Feeding Rhythms and the Circadian Regulation of Metabolism

Abstract

The molecular circadian clock regulates metabolic processes within the cell, and the alignment of these clocks between tissues is essential for the maintenance of metabolic homeostasis. The possibility of misalignment arises from the differential responsiveness of tissues to the environmental cues that synchronize the clock (zeitgebers). Although light is the dominant environmental cue for the master clock of the suprachiasmatic nucleus, many other tissues are sensitive to feeding and fasting. When rhythms of feeding behavior are altered, for example by shift work or the constant availability of highly palatable foods, strong feedback is sent to the peripheral molecular clocks. Varying degrees of phase shift can cause the systemic misalignment of metabolic processes. Moreover, when there is a misalignment between the endogenous rhythms in physiology and environmental inputs, such as feeding during the inactive phase, the body's ability to maintain homeostasis is impaired. The loss of phase coordination between the organism and environment, as well as internal misalignment between tissues, can produce cardiometabolic disease as a consequence. The aim of this review is to synthesize the work on the mechanisms and metabolic effects of circadian misalignment. The timing of food intake is highlighted as a powerful environmental cue with the potential to destroy or restore the synchrony of circadian rhythms in metabolism.
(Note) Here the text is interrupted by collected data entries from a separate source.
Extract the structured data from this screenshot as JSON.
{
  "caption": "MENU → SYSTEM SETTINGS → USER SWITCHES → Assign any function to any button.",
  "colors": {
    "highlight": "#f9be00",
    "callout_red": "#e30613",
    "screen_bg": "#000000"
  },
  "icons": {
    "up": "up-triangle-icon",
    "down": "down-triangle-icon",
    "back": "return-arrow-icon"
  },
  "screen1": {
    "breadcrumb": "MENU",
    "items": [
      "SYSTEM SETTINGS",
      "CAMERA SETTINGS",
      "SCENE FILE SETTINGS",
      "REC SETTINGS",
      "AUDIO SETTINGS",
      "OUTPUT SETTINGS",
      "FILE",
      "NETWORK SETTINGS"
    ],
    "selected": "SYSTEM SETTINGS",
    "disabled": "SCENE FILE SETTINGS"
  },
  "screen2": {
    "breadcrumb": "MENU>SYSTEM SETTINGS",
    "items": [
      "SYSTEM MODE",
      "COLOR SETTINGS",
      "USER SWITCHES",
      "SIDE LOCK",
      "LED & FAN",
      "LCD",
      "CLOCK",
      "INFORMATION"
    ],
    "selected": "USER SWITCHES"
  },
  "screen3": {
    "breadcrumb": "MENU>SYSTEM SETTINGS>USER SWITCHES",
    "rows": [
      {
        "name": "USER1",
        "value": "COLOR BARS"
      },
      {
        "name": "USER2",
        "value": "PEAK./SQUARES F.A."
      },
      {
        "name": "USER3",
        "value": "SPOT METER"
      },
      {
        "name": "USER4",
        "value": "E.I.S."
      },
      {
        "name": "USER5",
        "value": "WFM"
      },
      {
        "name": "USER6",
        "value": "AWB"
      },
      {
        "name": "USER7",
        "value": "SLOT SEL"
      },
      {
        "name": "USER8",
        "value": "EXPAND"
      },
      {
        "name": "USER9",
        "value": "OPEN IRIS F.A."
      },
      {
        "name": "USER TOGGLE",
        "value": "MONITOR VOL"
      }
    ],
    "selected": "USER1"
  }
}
Keywords: circadian; fasting; high fat diet; ketogenic diet; metabolism; peripheral clock; time-restricted feeding.

Figure 1

The mammalian molecular clock. The complex of BMAL1 and CLOCK rhythmically binds E-box elements to activate the transcription of clock-controlled genes (CCG), including other parts of the core clock which form the negative arm of the feedback loop. The PER and CRY proteins translated from Period (–3) and Cryptochrome (1, 2) translocate to the nucleus and inhibit the activity of CLOCK:BMAL1. Eventually they are tagged for proteasomal degradation and the cycle begins again approximately every 24 h. In a secondary loop, the protein products of the Rev-erbs (α and β) and RORs (α, β, and γ) inhibit and activate Bmal1 transcription, respectively. Other CCGs are involved in the pathways of metabolic regulation. A subset of these (including PPARs, PGC1α, AMPK, and NAD+ dependent SIRT1) in turn also regulate the clock. Figure adapted with permission from Gaucher et al. (12).

Figure 2

Entrainment and alignment of the SCN and peripheral clocks. The primary zeitgeber of the SCN oscillator is light, whereas peripheral clocks are strongly entrained by feeding/fasting rhythms. The SCN synchronizes peripheral rhythms directly through endocrine and autonomic nervous system (ANS) signals and the regulation of the core body temperature (CBT), as well as indirectly through behavioral feedback from rhythms in activity and feeding.

Figure 3

The effects of meal frequency vs. timing on peripheral tissue clocks [from results of (105)]. The phase of Per2 expression was similar in all conditions for the tissues tested: liver, kidney, and submandibular gland. (A) Meal frequency, spreading calories equally into 2, 3, 4, or 6 meals per day, did not alter clock phase. (B) Daytime (inactive phase) feeding significantly advanced phase. (C) Using a three-meal schedule designed to mimic human eating habits, a “late dinner” meal (in the early inactive phase) caused a dramatic phase advance, which was partially reversed by splitting the dinner meal to include a “pre-dinner snack”.

Figure 4

The effects of a high-fat diet (HFD) and ketogenic diet (KD) on clock-controlled gene (CCG) expression in mouse liver. The HFD abolishes rhythms in CCGs by reducing CLOCK:BMAL1 chromatin binding (136), whereas the KD increases rhythmic CLOCK:BMAL1 binding and thereby CCG expression amplitude (147). Both diets induce de novo rhythms in other metabolic genes because of the rhythmic nuclear accumulation of non-clock transcription regulators (PPARg and SREBP-1 in liver under HFD; PPARα in intestine and rhythmic histone deacetylation by serum BHB under KD).